We have little trouble identifying the approximate year most forecasts were prepared, whether through drawings, science fiction, or just lists of ideas, as they evolve depending on the technology and priorities of their presents.  How, then, does AI’s future look now?

In “OpenAI CEO Sam Altman rings in 2025 with cryptic, concerning tweet about AI’s future” (Fox Business, January 4th), Andrea Margolis related how the OpenAI founder claimed the technology was “near the singularity, unclear which side.”  Margolis clarified that Altman was saying one of two things, either that “the simulation hypothesis,” or the trendy but automatically baseless idea “that humans exist in a computer simulation,” is correct, or that it is impossible for us to know exactly “where technological singularity,” or “the point at which technology becomes so advanced that it moves beyond the control of mankind, potentially wreaking havoc on human civilization,” begins.  If he was suggesting that AI might cause singularity, we have no reason to think that’s already happened, but next year could conceivably be different. 

Although Ezra Klein’s “’Now Is the Time of Monsters’” (The New York Times, January 19th) was telling us that “four trends are converging to make life much scarier” and only one was AI development, it was the largest.  The author cited results on a test “designed to compare the fluid intelligence of humans and A.I. systems” improving with OpenAI’s latest model from scoring 5% to 88%, and wondered if we were prepared, or “even really preparing for” “these intelligences.”  A valid question, though not terrifying on the face of it.

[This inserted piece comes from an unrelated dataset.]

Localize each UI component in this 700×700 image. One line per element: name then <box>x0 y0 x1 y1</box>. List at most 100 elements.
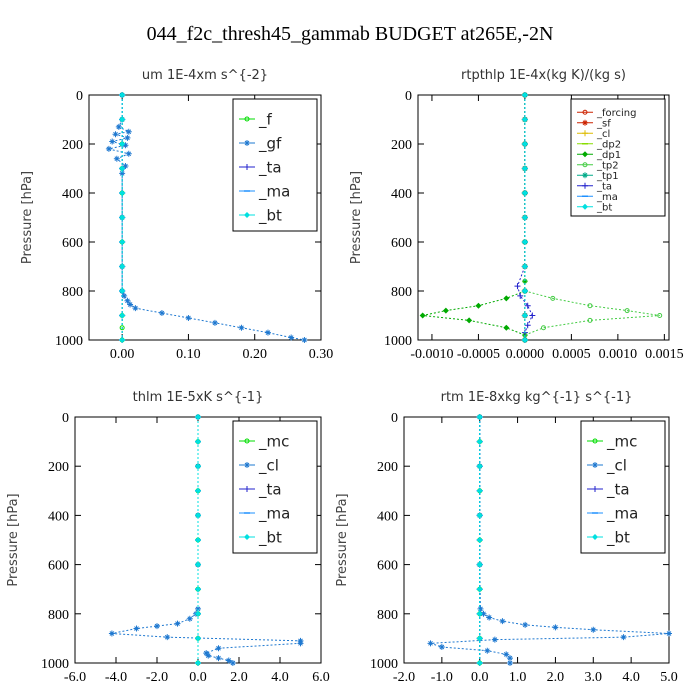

Kevin Roose told us, about a then newly released report, that “This A.I. Forecast Predicts Storms Ahead” (The New York Times, April 3rd).  The Berkeley nonprofit A.I. Futures Project, which “has spent the past year trying to predict what the world will look like over the next few years, as increasingly powerful A.I. systems are developed,” came out with “AI 2027… that describes, in a detailed fictional scenario, what could happen.”  The piece said that “there’s no shortage of speculation about A.I. these days,” with “warring tribes and splinter sects, each one convinced that it knows how the future will unfold.”  The excerpts here read like those from dystopian disaster novels, and all depend not only on exponential AI progress but on its systems busting their bounds, becoming the equivalent of copiers hopping around their offices and then out of them like giant metal frogs to make images of everything they can find. 

Patrick Kulp described a more sober study on the same general topic in “AI researchers are split on how AI will impact society” (Emerging Tech Brew, April 16th).  This one, from University College London, asked “more than 4,200 AI researchers” in the summer of 2024 what they thought.  Fifty-four percent “said AI has more benefits than risks, 33% said benefits and risks are roughly equal and 9% said risks outnumber benefits.”  Just over half maintained that “AI research will lead to artificial general intelligence,” and while 29% “were all for pushing its development,” 40% “said AI shouldn’t be developed as quickly as possible.”  As well, “there is more uncertainty among the researchers who are closest to the technology.”  An updated version of this survey could precipitate responses closer to the Berkeley ones, but I don’t think the difference would be massive.

Back to Kevin Roose and the Times, we were asked “If A.I. Systems Become Conscious, Should They Have Rights?” (April 24th).  A deep idea, but still a novel one, and, with what we know about the workings of consciousness fitting into a thimble, one for the future or maybe never.  Until that changes, we can wait on this issue.  And we should not hold our breath.  Likewise, if we can keep AI tools away from the rest of the world, we won’t have anything to fear.  Let us hope, on huge AI worries, that that becomes the final word.